The report, “Pensionomics 2012,” studied data for 2009 from the U.S. Census and IMPLAN, an economic impact modeling system. The report found nearly 19 million retired Americans received more than $426 billion in pension benefits. That $426 billion paid out in pension benefits supported over $1 trillion in output, the report found, including $388 billion in direct impacts, $280 billion in indirect impacts and $341 billion in induced impacts.
“This is roughly equivalent to the total output contributed by the entire wholesale trade industry, which generated $1.0 trillion in total output in the national economy in 2009,” according to Ilana Bovie, director of programs for NIRS and the author of the report.
Bovie illustrates pensions’ impact with the example of a retired firefighter. He directly impacts his local economy when he uses his pension income to buy a lawnmower. The indirect impact of his purchase is an increase in income not just for the store where he purchased the lawnmower, but for every company involved in its production and distribution. When those companies benefit from increased income, they can hire new employees who spend their paychecks in their local economies, the induced impact of the firefighter’s purchase.
While a single firefighter buying a lawnmower is unlikely to have such a dramatic impact on the national economy, the combined force of the 10,000 baby boomers who will turn 65 every day for the next 19 years (according to the Pew Research Center) and begin retiring and using their pensions, make that pension ripple effect look more like a wave.
In addition to the impact on output, expenditures made from pension-benefit payments supported 6.5 million Americans and paid nearly $315 billion in labor income. Retirees’ expenditures of pension benefit payments contributed $553 billion to GDP and $134 billion in federal, state and local tax revenue.

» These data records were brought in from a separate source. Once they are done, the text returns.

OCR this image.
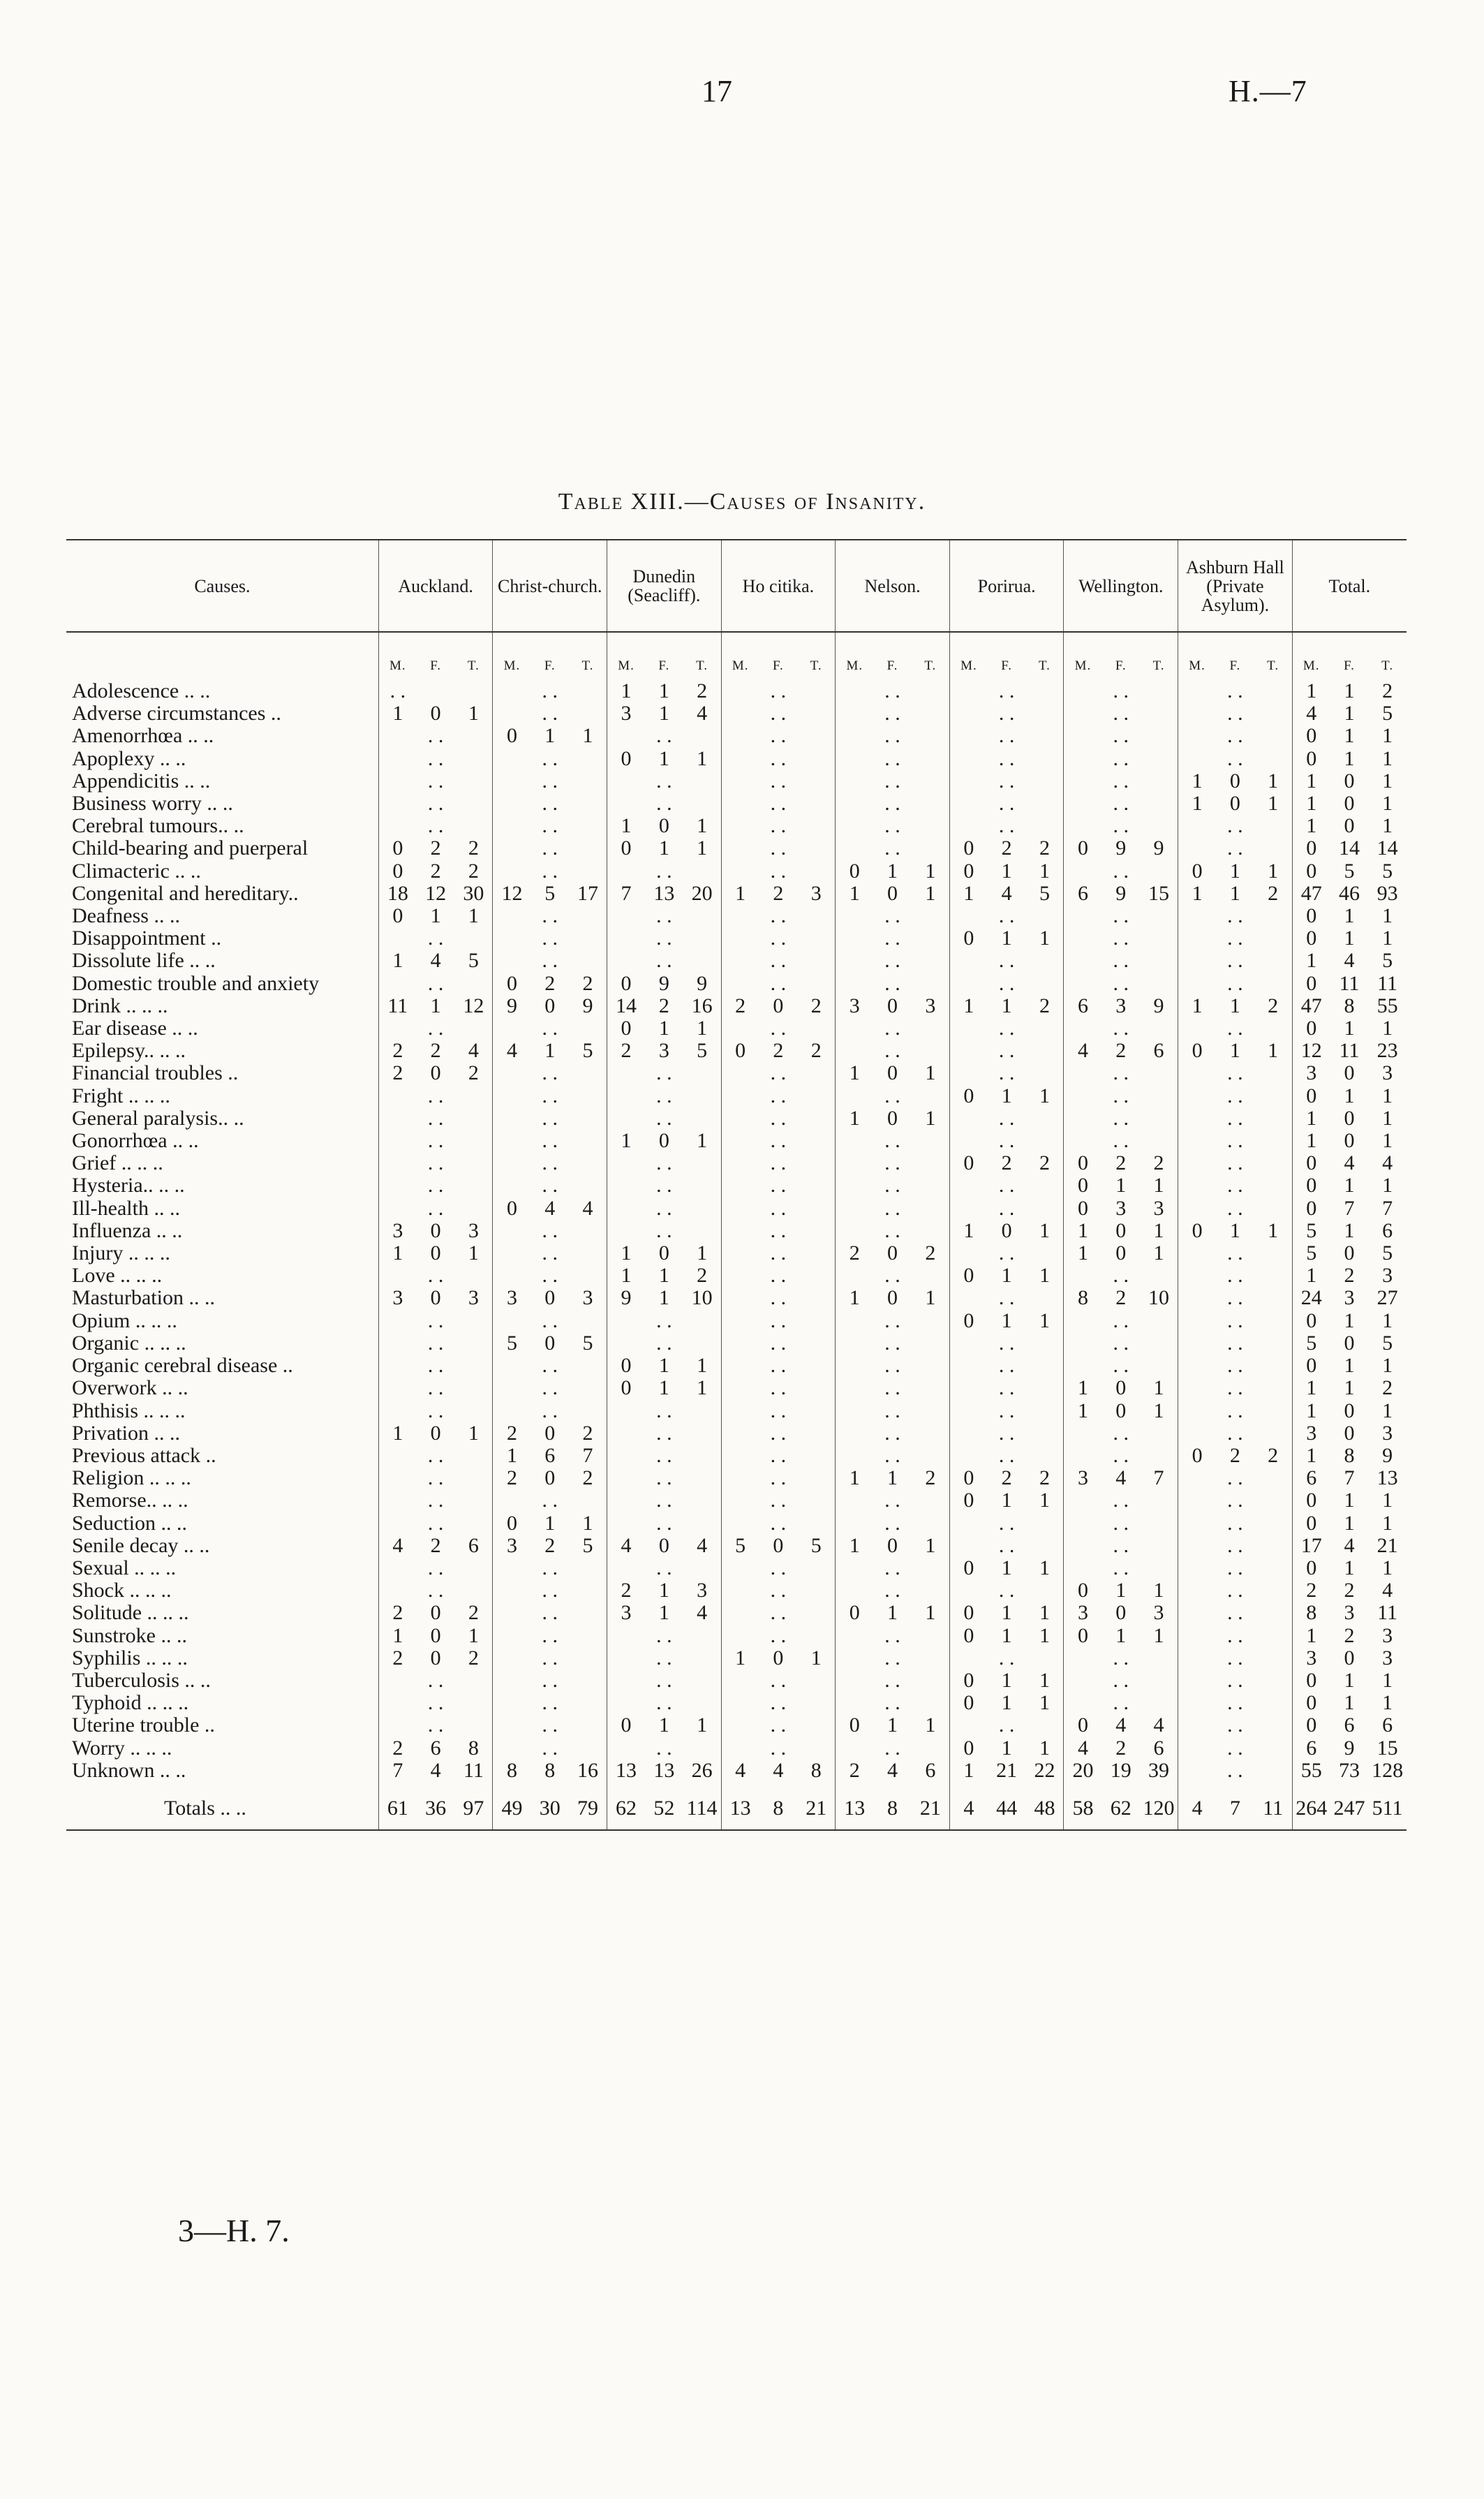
17	H.—7
Table XIII.—Causes of Insanity.
Causes.	Auckland.			Christ-church.			Dunedin (Seacliff).			Ho citika.			Nelson.			Porirua.			Wellington.			Ashburn Hall (Private Asylum).			Total.		
	M.	F.	T.	M.	F.	T.	M.	F.	T.	M.	F.	T.	M.	F.	T.	M.	F.	T.	M.	F.	T.	M.	F.	T.	M.	F.	T.
Adolescence .. ..	. .				. .		1	1	2		. .			. .			. .			. .			. .		1	1	2
Adverse circumstances ..	1	0	1		. .		3	1	4		. .			. .			. .			. .			. .		4	1	5
Amenorrhœa .. ..		. .		0	1	1		. .			. .			. .			. .			. .			. .		0	1	1
Apoplexy .. ..		. .			. .		0	1	1		. .			. .			. .			. .			. .		0	1	1
Appendicitis .. ..		. .			. .			. .			. .			. .			. .			. .		1	0	1	1	0	1
Business worry .. ..		. .			. .			. .			. .			. .			. .			. .		1	0	1	1	0	1
Cerebral tumours.. ..		. .			. .		1	0	1		. .			. .			. .			. .			. .		1	0	1
Child-bearing and puerperal	0	2	2		. .		0	1	1		. .			. .		0	2	2	0	9	9		. .		0	14	14
Climacteric .. ..	0	2	2		. .			. .			. .		0	1	1	0	1	1		. .		0	1	1	0	5	5
Congenital and hereditary..	18	12	30	12	5	17	7	13	20	1	2	3	1	0	1	1	4	5	6	9	15	1	1	2	47	46	93
Deafness .. ..	0	1	1		. .			. .			. .			. .			. .			. .			. .		0	1	1
Disappointment ..		. .			. .			. .			. .			. .		0	1	1		. .			. .		0	1	1
Dissolute life .. ..	1	4	5		. .			. .			. .			. .			. .			. .			. .		1	4	5
Domestic trouble and anxiety		. .		0	2	2	0	9	9		. .			. .			. .			. .			. .		0	11	11
Drink .. .. ..	11	1	12	9	0	9	14	2	16	2	0	2	3	0	3	1	1	2	6	3	9	1	1	2	47	8	55
Ear disease .. ..		. .			. .		0	1	1		. .			. .			. .			. .			. .		0	1	1
Epilepsy.. .. ..	2	2	4	4	1	5	2	3	5	0	2	2		. .			. .		4	2	6	0	1	1	12	11	23
Financial troubles ..	2	0	2		. .			. .			. .		1	0	1		. .			. .			. .		3	0	3
Fright .. .. ..		. .			. .			. .			. .			. .		0	1	1		. .			. .		0	1	1
General paralysis.. ..		. .			. .			. .			. .		1	0	1		. .			. .			. .		1	0	1
Gonorrhœa .. ..		. .			. .		1	0	1		. .			. .			. .			. .			. .		1	0	1
Grief .. .. ..		. .			. .			. .			. .			. .		0	2	2	0	2	2		. .		0	4	4
Hysteria.. .. ..		. .			. .			. .			. .			. .			. .		0	1	1		. .		0	1	1
Ill-health .. ..		. .		0	4	4		. .			. .			. .			. .		0	3	3		. .		0	7	7
Influenza .. ..	3	0	3		. .			. .			. .			. .		1	0	1	1	0	1	0	1	1	5	1	6
Injury .. .. ..	1	0	1		. .		1	0	1		. .		2	0	2		. .		1	0	1		. .		5	0	5
Love .. .. ..		. .			. .		1	1	2		. .			. .		0	1	1		. .			. .		1	2	3
Masturbation .. ..	3	0	3	3	0	3	9	1	10		. .		1	0	1		. .		8	2	10		. .		24	3	27
Opium .. .. ..		. .			. .			. .			. .			. .		0	1	1		. .			. .		0	1	1
Organic .. .. ..		. .		5	0	5		. .			. .			. .			. .			. .			. .		5	0	5
Organic cerebral disease ..		. .			. .		0	1	1		. .			. .			. .			. .			. .		0	1	1
Overwork .. ..		. .			. .		0	1	1		. .			. .			. .		1	0	1		. .		1	1	2
Phthisis .. .. ..		. .			. .			. .			. .			. .			. .		1	0	1		. .		1	0	1
Privation .. ..	1	0	1	2	0	2		. .			. .			. .			. .			. .			. .		3	0	3
Previous attack ..		. .		1	6	7		. .			. .			. .			. .			. .		0	2	2	1	8	9
Religion .. .. ..		. .		2	0	2		. .			. .		1	1	2	0	2	2	3	4	7		. .		6	7	13
Remorse.. .. ..		. .			. .			. .			. .			. .		0	1	1		. .			. .		0	1	1
Seduction .. ..		. .		0	1	1		. .			. .			. .			. .			. .			. .		0	1	1
Senile decay .. ..	4	2	6	3	2	5	4	0	4	5	0	5	1	0	1		. .			. .			. .		17	4	21
Sexual .. .. ..		. .			. .			. .			. .			. .		0	1	1		. .			. .		0	1	1
Shock .. .. ..		. .			. .		2	1	3		. .			. .			. .		0	1	1		. .		2	2	4
Solitude .. .. ..	2	0	2		. .		3	1	4		. .		0	1	1	0	1	1	3	0	3		. .		8	3	11
Sunstroke .. ..	1	0	1		. .			. .			. .			. .		0	1	1	0	1	1		. .		1	2	3
Syphilis .. .. ..	2	0	2		. .			. .		1	0	1		. .			. .			. .			. .		3	0	3
Tuberculosis .. ..		. .			. .			. .			. .			. .		0	1	1		. .			. .		0	1	1
Typhoid .. .. ..		. .			. .			. .			. .			. .		0	1	1		. .			. .		0	1	1
Uterine trouble ..		. .			. .		0	1	1		. .		0	1	1		. .		0	4	4		. .		0	6	6
Worry .. .. ..	2	6	8		. .			. .			. .			. .		0	1	1	4	2	6		. .		6	9	15
Unknown .. ..	7	4	11	8	8	16	13	13	26	4	4	8	2	4	6	1	21	22	20	19	39		. .		55	73	128
Totals .. ..	61	36	97	49	30	79	62	52	114	13	8	21	13	8	21	4	44	48	58	62	120	4	7	11	264	247	511
3—H. 7.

“Virtually every state and local economy across the country is enhanced substantially from the spending of pension benefits,” Bovie wrote. “This economic stimulus is particularly important given the economic downturn and high unemployment rate in the wake of the Great Recession.”

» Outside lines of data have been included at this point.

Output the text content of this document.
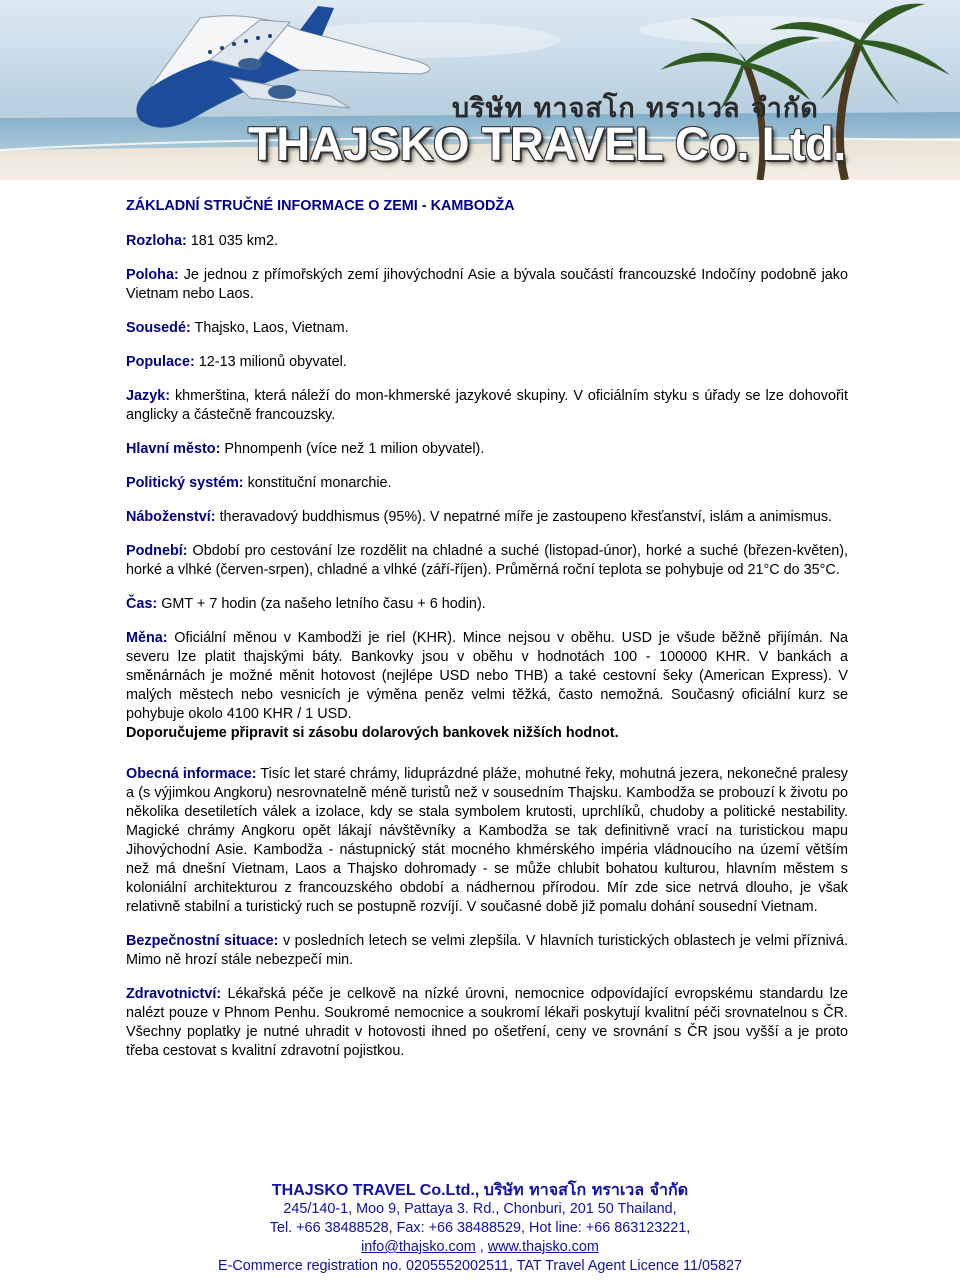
บริษัท ทาจสโก ทราเวล จำกัด
THAJSKO TRAVEL Co. Ltd.
ZÁKLADNÍ STRUČNÉ INFORMACE O ZEMI - KAMBODŽA
Rozloha: 181 035 km2.
Poloha: Je jednou z přímořských zemí jihovýchodní Asie a bývala součástí francouzské Indočíny podobně jako Vietnam nebo Laos.
Sousedé: Thajsko, Laos, Vietnam.
Populace: 12-13 milionů obyvatel.
Jazyk: khmerština, která náleží do mon-khmerské jazykové skupiny. V oficiálním styku s úřady se lze dohovořit anglicky a částečně francouzsky.
Hlavní město: Phnompenh (více než 1 milion obyvatel).
Politický systém: konstituční monarchie.
Náboženství: theravadový buddhismus (95%). V nepatrné míře je zastoupeno křesťanství, islám a animismus.
Podnebí: Období pro cestování lze rozdělit na chladné a suché (listopad-únor), horké a suché (březen-květen), horké a vlhké (červen-srpen), chladné a vlhké (září-říjen). Průměrná roční teplota se pohybuje od 21°C do 35°C.
Čas: GMT + 7 hodin (za našeho letního času + 6 hodin).
Měna: Oficiální měnou v Kambodži je riel (KHR). Mince nejsou v oběhu. USD je všude běžně přijímán. Na severu lze platit thajskými báty. Bankovky jsou v oběhu v hodnotách 100 - 100000 KHR. V bankách a směnárnách je možné měnit hotovost (nejlépe USD nebo THB) a také cestovní šeky (American Express). V malých městech nebo vesnicích je výměna peněz velmi těžká, často nemožná. Současný oficiální kurz se pohybuje okolo 4100 KHR / 1 USD.
Doporučujeme připravit si zásobu dolarových bankovek nižších hodnot.
Obecná informace: Tisíc let staré chrámy, liduprázdné pláže, mohutné řeky, mohutná jezera, nekonečné pralesy a (s výjimkou Angkoru) nesrovnatelně méně turistů než v sousedním Thajsku. Kambodža se probouzí k životu po několika desetiletích válek a izolace, kdy se stala symbolem krutosti, uprchlíků, chudoby a politické nestability. Magické chrámy Angkoru opět lákají návštěvníky a Kambodža se tak definitivně vrací na turistickou mapu Jihovýchodní Asie. Kambodža - nástupnický stát mocného khmérského impéria vládnoucího na území větším než má dnešní Vietnam, Laos a Thajsko dohromady - se může chlubit bohatou kulturou, hlavním městem s koloniální architekturou z francouzského období a nádhernou přírodou. Mír zde sice netrvá dlouho, je však relativně stabilní a turistický ruch se postupně rozvíjí. V současné době již pomalu dohání sousední Vietnam.
Bezpečnostní situace: v posledních letech se velmi zlepšila. V hlavních turistických oblastech je velmi příznivá. Mimo ně hrozí stále nebezpečí min.
Zdravotnictví: Lékařská péče je celkově na nízké úrovni, nemocnice odpovídající evropskému standardu lze nalézt pouze v Phnom Penhu. Soukromé nemocnice a soukromí lékaři poskytují kvalitní péči srovnatelnou s ČR. Všechny poplatky je nutné uhradit v hotovosti ihned po ošetření, ceny ve srovnání s ČR jsou vyšší a je proto třeba cestovat s kvalitní zdravotní pojistkou.
THAJSKO TRAVEL Co.Ltd., บริษัท ทาจสโก ทราเวล จำกัด
245/140-1, Moo 9, Pattaya 3. Rd., Chonburi, 201 50 Thailand,
Tel. +66 38488528, Fax: +66 38488529, Hot line: +66 863123221,
info@thajsko.com , www.thajsko.com
E-Commerce registration no. 0205552002511, TAT Travel Agent Licence 11/05827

Furthermore, “reliable pension income” works to stabilize local economies in a downturn, while retirees who depend only on a 401(k) may be reluctant to spend income from it, especially considering the effect of a market downturn.
Pension expenditures have large multiplier effects as well. For each dollar paid out in pension benefits, according to the report, $2.37 in total economic output was supported, and for every taxpayer dollar contributed to state and local pensions, $8.72 in total output was supported nationally.
Food services, real estate, health care and retail trade sectors benefited the most from the effects of pension expenditures.
“In supplying a stable source of income to retirees, DB pension plans support the national economy, as well as local economies throughout the country, with jobs, incomes, and tax revenue,” Bovie writes. “Especially in these times of financial crisis and economic instability, pension benefits play an important role in providing a stable, reliable source of income not just for retired Americans, but also for the local economies in which their retirement checks are spent.”